Natural gas has always been one of the most volatile commodities. In other words, the natural gas market is, and will likely remain, prone to extreme price fluctuations. Volatile prices keep can have extreme effects on the bottom line of energy producers and consumers. That is why natural gas hedging for months or even years into the future is an important tool for companies, and when done effectively, provides a level of protection for a company’s bottom line. The fact of the matter is that risk management entails lots of effort coordination, and the use of a well thought out and organized hedge strategy that utilizes a statistical hedging program.

How Do Statistical Models for Hedging Come In Useful?

The correct decision regarding the timing and placement of natural gas hedges is largely dependent upon a company’s goals and risk appetite. Therefore, the creation of a hedge strategy based on a statistical model is a wise decision. This will provide you real-time scientifically analyzed data to help better understand the energy market’s price cycles. In this manner, the model you us, gives you the confidence of making the right decisions with regards to timing hedges, the right maturity to use, and the best derivates to meet your strategic objectives.
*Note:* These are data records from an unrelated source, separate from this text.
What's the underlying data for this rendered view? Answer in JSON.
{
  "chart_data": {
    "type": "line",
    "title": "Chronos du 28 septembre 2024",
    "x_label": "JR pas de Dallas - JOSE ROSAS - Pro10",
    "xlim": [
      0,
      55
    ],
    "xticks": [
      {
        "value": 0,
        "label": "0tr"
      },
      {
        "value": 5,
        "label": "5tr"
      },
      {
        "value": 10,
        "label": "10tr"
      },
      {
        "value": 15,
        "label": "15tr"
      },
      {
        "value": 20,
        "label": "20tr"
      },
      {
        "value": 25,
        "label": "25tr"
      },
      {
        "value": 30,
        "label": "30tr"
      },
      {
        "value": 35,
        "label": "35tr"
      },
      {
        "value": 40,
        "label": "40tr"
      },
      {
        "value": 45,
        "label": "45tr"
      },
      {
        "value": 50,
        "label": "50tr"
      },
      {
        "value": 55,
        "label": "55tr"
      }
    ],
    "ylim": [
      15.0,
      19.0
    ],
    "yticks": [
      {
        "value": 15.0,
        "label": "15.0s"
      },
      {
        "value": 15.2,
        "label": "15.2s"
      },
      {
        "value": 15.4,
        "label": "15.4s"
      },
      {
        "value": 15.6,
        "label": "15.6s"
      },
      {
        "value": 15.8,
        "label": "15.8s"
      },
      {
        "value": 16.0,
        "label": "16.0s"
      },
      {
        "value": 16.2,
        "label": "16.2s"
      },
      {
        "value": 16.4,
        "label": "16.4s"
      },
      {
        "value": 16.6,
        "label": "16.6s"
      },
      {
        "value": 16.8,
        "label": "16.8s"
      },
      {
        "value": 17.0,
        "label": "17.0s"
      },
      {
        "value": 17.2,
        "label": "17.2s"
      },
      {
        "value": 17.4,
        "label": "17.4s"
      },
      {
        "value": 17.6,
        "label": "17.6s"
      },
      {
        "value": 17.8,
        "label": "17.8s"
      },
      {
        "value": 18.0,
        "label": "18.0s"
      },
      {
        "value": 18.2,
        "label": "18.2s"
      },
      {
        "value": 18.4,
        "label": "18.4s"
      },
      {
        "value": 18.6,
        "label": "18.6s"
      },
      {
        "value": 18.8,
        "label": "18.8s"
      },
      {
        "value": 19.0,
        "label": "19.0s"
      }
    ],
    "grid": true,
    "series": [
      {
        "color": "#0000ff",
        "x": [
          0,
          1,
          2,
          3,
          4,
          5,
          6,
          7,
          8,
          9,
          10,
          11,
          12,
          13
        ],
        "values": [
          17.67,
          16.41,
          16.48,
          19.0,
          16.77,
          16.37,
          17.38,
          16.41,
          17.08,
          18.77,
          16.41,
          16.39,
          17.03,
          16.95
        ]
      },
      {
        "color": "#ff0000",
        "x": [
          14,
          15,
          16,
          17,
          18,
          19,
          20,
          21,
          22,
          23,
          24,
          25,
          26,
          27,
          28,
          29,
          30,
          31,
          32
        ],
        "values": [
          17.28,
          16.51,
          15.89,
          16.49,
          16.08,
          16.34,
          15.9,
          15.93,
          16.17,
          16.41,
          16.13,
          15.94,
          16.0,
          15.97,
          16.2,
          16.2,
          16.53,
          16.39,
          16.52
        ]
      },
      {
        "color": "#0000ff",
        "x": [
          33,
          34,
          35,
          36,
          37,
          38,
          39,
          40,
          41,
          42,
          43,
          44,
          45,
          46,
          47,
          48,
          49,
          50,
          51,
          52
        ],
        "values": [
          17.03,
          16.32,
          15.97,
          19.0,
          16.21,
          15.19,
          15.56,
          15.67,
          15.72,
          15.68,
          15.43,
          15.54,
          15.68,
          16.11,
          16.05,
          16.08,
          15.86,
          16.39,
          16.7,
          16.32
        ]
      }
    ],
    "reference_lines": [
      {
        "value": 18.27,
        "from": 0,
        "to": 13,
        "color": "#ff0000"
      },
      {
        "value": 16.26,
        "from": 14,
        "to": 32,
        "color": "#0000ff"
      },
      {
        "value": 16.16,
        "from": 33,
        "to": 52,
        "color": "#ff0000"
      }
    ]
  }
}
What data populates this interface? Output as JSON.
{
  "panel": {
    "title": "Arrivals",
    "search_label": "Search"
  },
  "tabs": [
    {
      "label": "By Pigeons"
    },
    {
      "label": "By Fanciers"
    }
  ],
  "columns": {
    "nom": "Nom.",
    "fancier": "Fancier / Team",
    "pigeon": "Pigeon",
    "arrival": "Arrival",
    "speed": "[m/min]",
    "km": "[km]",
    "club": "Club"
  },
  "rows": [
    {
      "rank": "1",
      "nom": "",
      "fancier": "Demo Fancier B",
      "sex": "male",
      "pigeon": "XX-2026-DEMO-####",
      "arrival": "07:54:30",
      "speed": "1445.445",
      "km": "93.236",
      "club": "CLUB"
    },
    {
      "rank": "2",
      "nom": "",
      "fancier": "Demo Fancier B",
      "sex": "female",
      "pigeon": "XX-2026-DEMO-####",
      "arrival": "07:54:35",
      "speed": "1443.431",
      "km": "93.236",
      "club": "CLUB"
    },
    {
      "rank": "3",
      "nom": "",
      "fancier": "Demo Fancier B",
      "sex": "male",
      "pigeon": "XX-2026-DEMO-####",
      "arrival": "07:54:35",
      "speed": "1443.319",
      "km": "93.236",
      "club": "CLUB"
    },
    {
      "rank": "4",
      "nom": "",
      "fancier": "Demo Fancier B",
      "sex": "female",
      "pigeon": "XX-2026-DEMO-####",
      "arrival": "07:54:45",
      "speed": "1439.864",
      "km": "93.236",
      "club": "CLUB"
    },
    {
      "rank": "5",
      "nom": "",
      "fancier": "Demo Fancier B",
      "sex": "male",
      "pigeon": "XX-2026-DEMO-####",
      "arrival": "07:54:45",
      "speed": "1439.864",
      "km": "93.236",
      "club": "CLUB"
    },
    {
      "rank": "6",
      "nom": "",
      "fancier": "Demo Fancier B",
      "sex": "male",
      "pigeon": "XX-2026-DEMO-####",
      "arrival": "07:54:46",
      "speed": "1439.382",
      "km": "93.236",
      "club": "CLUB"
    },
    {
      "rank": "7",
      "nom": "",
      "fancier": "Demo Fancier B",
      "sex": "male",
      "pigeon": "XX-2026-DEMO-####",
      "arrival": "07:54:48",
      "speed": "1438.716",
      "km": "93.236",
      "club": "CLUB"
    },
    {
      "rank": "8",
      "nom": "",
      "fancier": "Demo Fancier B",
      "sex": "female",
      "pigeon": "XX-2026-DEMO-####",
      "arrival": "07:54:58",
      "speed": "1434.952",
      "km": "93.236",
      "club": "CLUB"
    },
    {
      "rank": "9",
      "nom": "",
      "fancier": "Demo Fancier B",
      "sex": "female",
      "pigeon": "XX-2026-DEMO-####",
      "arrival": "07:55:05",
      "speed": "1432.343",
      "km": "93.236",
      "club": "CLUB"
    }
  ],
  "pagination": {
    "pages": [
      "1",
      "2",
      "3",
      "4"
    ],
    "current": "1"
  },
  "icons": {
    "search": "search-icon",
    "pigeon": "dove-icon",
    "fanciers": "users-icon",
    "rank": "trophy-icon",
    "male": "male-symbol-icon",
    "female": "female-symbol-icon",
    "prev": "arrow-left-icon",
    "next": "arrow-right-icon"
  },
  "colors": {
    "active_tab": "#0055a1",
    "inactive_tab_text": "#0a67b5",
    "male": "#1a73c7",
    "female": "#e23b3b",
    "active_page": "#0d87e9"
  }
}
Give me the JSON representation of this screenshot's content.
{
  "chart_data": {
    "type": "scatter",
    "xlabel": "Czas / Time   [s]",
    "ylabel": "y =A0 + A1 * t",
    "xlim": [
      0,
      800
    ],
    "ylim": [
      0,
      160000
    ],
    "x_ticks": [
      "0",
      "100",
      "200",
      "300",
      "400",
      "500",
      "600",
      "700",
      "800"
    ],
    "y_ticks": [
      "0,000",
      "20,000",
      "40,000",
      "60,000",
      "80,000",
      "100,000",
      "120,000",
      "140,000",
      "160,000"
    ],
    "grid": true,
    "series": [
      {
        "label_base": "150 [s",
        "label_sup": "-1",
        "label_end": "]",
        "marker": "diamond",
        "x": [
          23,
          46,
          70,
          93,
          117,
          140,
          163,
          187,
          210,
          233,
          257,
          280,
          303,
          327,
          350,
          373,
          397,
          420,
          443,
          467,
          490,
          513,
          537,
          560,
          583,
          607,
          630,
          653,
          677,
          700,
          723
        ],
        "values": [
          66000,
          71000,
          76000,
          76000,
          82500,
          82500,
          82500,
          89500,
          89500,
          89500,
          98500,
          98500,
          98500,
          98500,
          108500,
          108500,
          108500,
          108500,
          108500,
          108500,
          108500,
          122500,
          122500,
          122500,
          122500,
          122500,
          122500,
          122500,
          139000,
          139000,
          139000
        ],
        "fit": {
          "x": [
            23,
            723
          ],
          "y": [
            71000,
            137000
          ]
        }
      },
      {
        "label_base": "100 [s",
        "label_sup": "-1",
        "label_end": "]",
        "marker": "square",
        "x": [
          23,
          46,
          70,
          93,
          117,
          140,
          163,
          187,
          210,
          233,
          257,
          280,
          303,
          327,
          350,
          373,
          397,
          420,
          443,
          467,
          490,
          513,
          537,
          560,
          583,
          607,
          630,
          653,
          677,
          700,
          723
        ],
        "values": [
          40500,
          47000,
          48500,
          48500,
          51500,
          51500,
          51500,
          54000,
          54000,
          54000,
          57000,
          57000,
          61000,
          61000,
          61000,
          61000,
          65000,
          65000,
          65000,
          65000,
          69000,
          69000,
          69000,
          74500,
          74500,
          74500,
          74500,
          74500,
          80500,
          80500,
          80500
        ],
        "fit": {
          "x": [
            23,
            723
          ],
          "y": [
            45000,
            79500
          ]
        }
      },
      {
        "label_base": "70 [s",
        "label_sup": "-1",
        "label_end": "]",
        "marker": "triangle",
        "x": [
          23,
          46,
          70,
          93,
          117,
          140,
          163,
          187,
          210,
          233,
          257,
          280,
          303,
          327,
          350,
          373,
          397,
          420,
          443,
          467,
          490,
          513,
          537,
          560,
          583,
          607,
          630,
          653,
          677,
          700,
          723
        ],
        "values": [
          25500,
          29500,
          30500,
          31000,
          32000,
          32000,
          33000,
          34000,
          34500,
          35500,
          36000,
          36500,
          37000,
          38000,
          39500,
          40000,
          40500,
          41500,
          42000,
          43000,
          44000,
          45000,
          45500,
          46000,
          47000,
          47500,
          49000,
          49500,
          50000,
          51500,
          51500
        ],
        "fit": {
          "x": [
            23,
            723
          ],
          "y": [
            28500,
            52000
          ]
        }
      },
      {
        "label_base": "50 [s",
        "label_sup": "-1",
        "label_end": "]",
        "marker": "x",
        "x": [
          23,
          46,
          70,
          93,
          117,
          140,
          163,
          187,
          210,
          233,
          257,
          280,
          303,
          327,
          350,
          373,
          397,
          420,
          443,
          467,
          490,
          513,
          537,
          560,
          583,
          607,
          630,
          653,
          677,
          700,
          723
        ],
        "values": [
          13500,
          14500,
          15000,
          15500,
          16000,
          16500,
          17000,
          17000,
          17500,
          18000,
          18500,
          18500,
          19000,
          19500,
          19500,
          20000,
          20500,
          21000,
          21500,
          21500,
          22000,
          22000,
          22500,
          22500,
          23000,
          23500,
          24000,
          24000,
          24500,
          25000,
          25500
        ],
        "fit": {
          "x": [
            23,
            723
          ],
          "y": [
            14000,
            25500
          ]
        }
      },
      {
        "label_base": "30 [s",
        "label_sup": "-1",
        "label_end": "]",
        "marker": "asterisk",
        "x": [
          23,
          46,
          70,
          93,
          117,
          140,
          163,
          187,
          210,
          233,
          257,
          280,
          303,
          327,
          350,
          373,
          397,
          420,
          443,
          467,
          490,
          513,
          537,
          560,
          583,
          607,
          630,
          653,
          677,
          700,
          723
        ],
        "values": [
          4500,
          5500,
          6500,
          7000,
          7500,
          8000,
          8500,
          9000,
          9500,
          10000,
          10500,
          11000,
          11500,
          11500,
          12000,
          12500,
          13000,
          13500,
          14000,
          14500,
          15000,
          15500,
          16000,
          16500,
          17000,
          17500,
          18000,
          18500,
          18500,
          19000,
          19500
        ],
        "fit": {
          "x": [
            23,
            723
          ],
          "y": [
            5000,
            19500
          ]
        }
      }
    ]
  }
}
Most Businesses Ignore Statistical Models

Many companies rely on speculative hedging strategies based on long-term forecasts that are marketed by trading desks. While it is fine to listen to these strategies, blindly accepting the exact trade that is being recommended is rarely an effective means of doing natural gas hedging. It is more important to run in-depth statistical models to ascertain what a hedge will do under various market conditions.

Many companies are surprised when they are asked to use statistical models. They don’t realize it is urgent that these models are not only developed and analyzed before executing a hedge but in addition, updated and analyzed on a routine basis. Sadly, many multinational companies have been pushed to the brink of bankruptcy due to exceedingly speculative trading, in the guise of hedging, without understanding the full ramifications of their "hedge decisions”.

As to issues that emerge when natural gas prices increase or decrease significantly, the point is to be vigilant about are the following:

1) Untested hedge techniques can be disastrous.

2) Producers and consumers that need to buy or sell large quantities of natural gas should stress test their hedge strategy. This will help to discern the financial implications of individual positions, as well as the entire hedge portfolio, in different market scenarios. This must incorporate not only their exposure to price risk but also the credit and operations risks.

Conclusion

The use of a statistical model is a good strategy for natural gas hedging and can help to bring certainty to hedging decisions. Moreover, hedging needs thorough assessment of the past and the potential for the future through analysis, which is possible by using an updated and rigorously tested strategy based around a statistical hedging model?